A REVAMPED careers service will be in the vanguard of the Government’s campaign to combat social exclusion through the education system, a senior civil servant has said.

David Forrester, one of the Department for Education and Employment’s board of directors, was speaking at last week’s Association of College Management conference in Blackpool.

He stood in for Baroness Blackstone, education minister, who was detained in London to discuss the implications of the Lords’ defiance of Government proposals for next year’s European elections.

“The careers service is capable of reaching people that other sectors cannot - the aim is to reconnect people who are out of reach of the schools and colleges. They can’t do it by themselves. They will need to work through intermediaries such as the Community Service Volunteers, the youth service and various mentoring groups.

“We also have to recognise that people who are brought back in this way are unlikely to be ready to go straight back into the classroom. We will need a network of outreach centres, halfway houses and a ‘gateway’ system of pre-vocational courses,” said Mr Forrester. He said the Government expected to consult over these issues in the next few weeks.

He underlined the priority Labour will be giving to social exclusion. He said there were around 80,000 disaffected 16 and 17-year-olds who were inneither work nor training, with a similar number in dead-end jobs.

The Government, he announced, intended to implement its Right to Study, guaranteeing time off from work for training, in autumn 1999 as one of the key elements in its Investing in Young People strategy. “Further education can and will play a major part in this,” he said.

Mr Forrester, who according to one delegate used the word “target” 12 times during his speech, put the National Learning Targets at the centre of Government plans for encouraging colleges back towards collaboration rather than pure market orientation.

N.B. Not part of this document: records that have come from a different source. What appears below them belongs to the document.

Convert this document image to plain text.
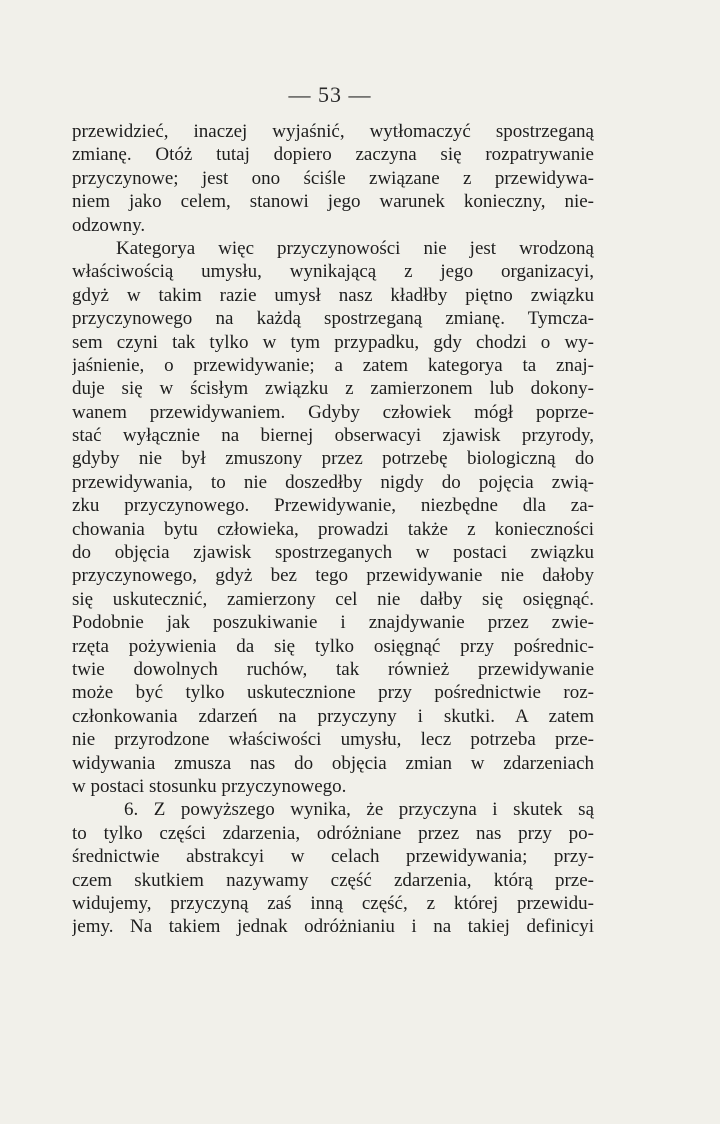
— 53 —
przewidzieć, inaczej wyjaśnić, wytłomaczyć spostrzeganą
zmianę. Otóż tutaj dopiero zaczyna się rozpatrywanie
przyczynowe; jest ono ściśle związane z przewidywa-
niem jako celem, stanowi jego warunek konieczny, nie-
odzowny.
Kategorya więc przyczynowości nie jest wrodzoną
właściwością umysłu, wynikającą z jego organizacyi,
gdyż w takim razie umysł nasz kładłby piętno związku
przyczynowego na każdą spostrzeganą zmianę. Tymcza-
sem czyni tak tylko w tym przypadku, gdy chodzi o wy-
jaśnienie, o przewidywanie; a zatem kategorya ta znaj-
duje się w ścisłym związku z zamierzonem lub dokony-
wanem przewidywaniem. Gdyby człowiek mógł poprze-
stać wyłącznie na biernej obserwacyi zjawisk przyrody,
gdyby nie był zmuszony przez potrzebę biologiczną do
przewidywania, to nie doszedłby nigdy do pojęcia zwią-
zku przyczynowego. Przewidywanie, niezbędne dla za-
chowania bytu człowieka, prowadzi także z konieczności
do objęcia zjawisk spostrzeganych w postaci związku
przyczynowego, gdyż bez tego przewidywanie nie dałoby
się uskutecznić, zamierzony cel nie dałby się osięgnąć.
Podobnie jak poszukiwanie i znajdywanie przez zwie-
rzęta pożywienia da się tylko osięgnąć przy pośrednic-
twie dowolnych ruchów, tak również przewidywanie
może być tylko uskutecznione przy pośrednictwie roz-
członkowania zdarzeń na przyczyny i skutki. A zatem
nie przyrodzone właściwości umysłu, lecz potrzeba prze-
widywania zmusza nas do objęcia zmian w zdarzeniach
w postaci stosunku przyczynowego.
6. Z powyższego wynika, że przyczyna i skutek są
to tylko części zdarzenia, odróżniane przez nas przy po-
średnictwie abstrakcyi w celach przewidywania; przy-
czem skutkiem nazywamy część zdarzenia, którą prze-
widujemy, przyczyną zaś inną część, z której przewidu-
jemy. Na takiem jednak odróżnianiu i na takiej definicyi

He said the Government would be hoping to establish local strategic partnerships, which would translate national targets into meaningful local objectives, during 1999, and that “sensible collaborative planning” should become the norm for colleges.

“What some people would call cartels, I would describe as sensible arrangements for deciding who is best placed to do what.”

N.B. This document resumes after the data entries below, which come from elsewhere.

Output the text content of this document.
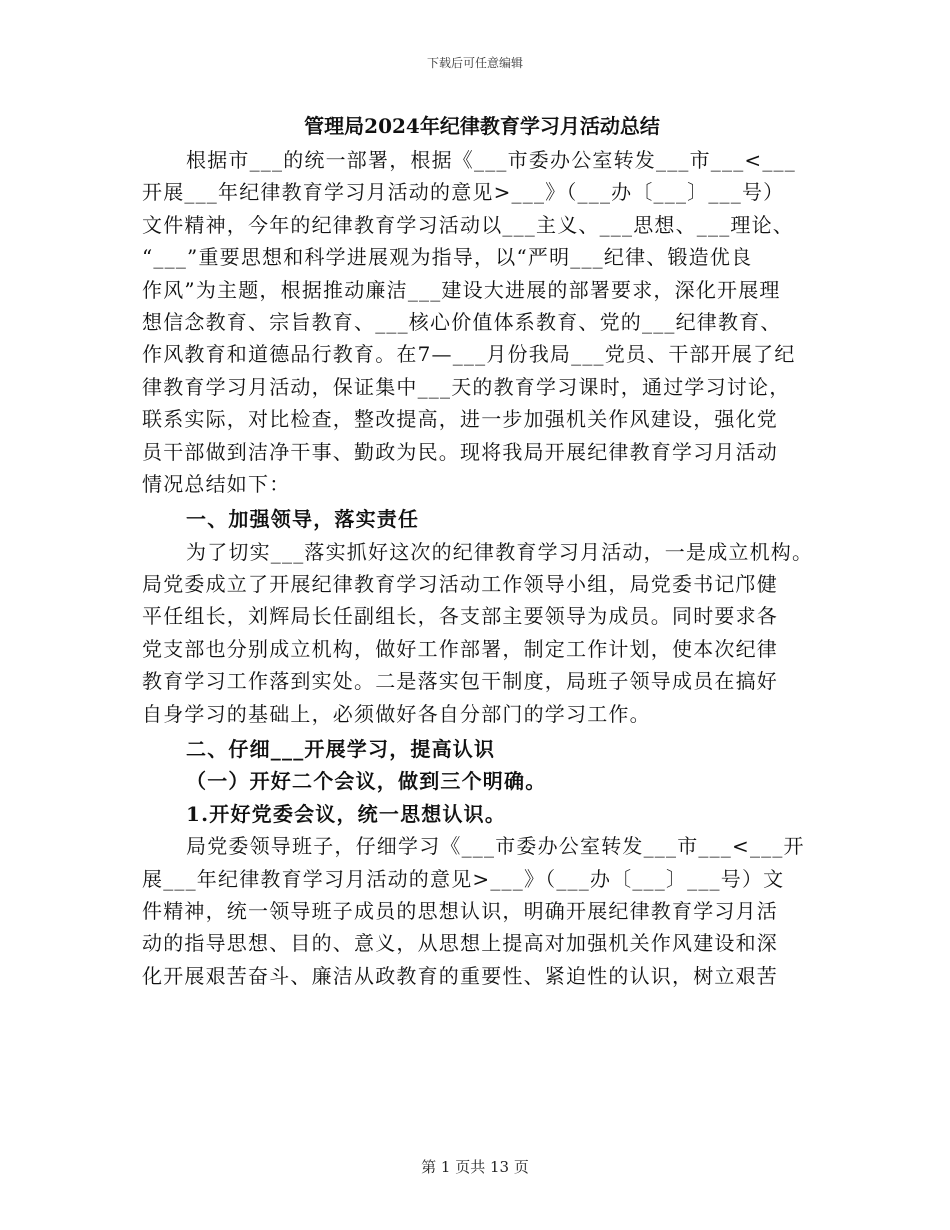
下载后可任意编辑
管理局2024年纪律教育学习月活动总结
根据市___的统一部署，根据《___市委办公室转发___市___<___
开展___年纪律教育学习月活动的意见>___》（___办〔___〕___号）
文件精神，今年的纪律教育学习活动以___主义、___思想、___理论、
“___”重要思想和科学进展观为指导，以“严明___纪律、锻造优良
作风”为主题，根据推动廉洁___建设大进展的部署要求，深化开展理
想信念教育、宗旨教育、___核心价值体系教育、党的___纪律教育、
作风教育和道德品行教育。在7—___月份我局___党员、干部开展了纪
律教育学习月活动，保证集中___天的教育学习课时，通过学习讨论，
联系实际，对比检查，整改提高，进一步加强机关作风建设，强化党
员干部做到洁净干事、勤政为民。现将我局开展纪律教育学习月活动
情况总结如下：
一、加强领导，落实责任
为了切实___落实抓好这次的纪律教育学习月活动，一是成立机构。
局党委成立了开展纪律教育学习活动工作领导小组，局党委书记邝健
平任组长，刘辉局长任副组长，各支部主要领导为成员。同时要求各
党支部也分别成立机构，做好工作部署，制定工作计划，使本次纪律
教育学习工作落到实处。二是落实包干制度，局班子领导成员在搞好
自身学习的基础上，必须做好各自分部门的学习工作。
二、仔细___开展学习，提高认识
（一）开好二个会议，做到三个明确。
1.开好党委会议，统一思想认识。
局党委领导班子，仔细学习《___市委办公室转发___市___<___开
展___年纪律教育学习月活动的意见>___》（___办〔___〕___号）文
件精神，统一领导班子成员的思想认识，明确开展纪律教育学习月活
动的指导思想、目的、意义，从思想上提高对加强机关作风建设和深
化开展艰苦奋斗、廉洁从政教育的重要性、紧迫性的认识，树立艰苦
第 1 页共 13 页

Colleges will be expected to recognise that their prime functions are local rather than national or international: “We expect them to reassess their strategy. This doesn’t mean we want to stop them working abroad or in other parts of the country, but we would expect them to consult with colleges in that locality.”

He underlined the Government’s renewed interest in mergers, saying this would be formally signalled in the Secretary of State’s advice to the Further Education Funding Council.

He said ministers had been impressed by evidence in research conducted for the FEFC by consultants KPMG which suggested that while past mergers had taken place for defensive, financial reasons, there was now greater emphasis on the educational advantages.

He said that David Blunkett, the Education Secretary, did not wish to impose any single pattern of organisation, least of all the one over which he once presided as leader of Sheffield City Council: “There is a sense he and we have that . . . there will be benefits in having fewer, stronger institutions and that this will provide a more effective service for the community.”

He pointed to a similarly local-based approach to organising 16 to 19 provision: “There will inevitably be a mixed range of solutions, reflecting the variety of local set-ups. We will be asking institutions to consider how they can work best in partnership to attain learning target goals.”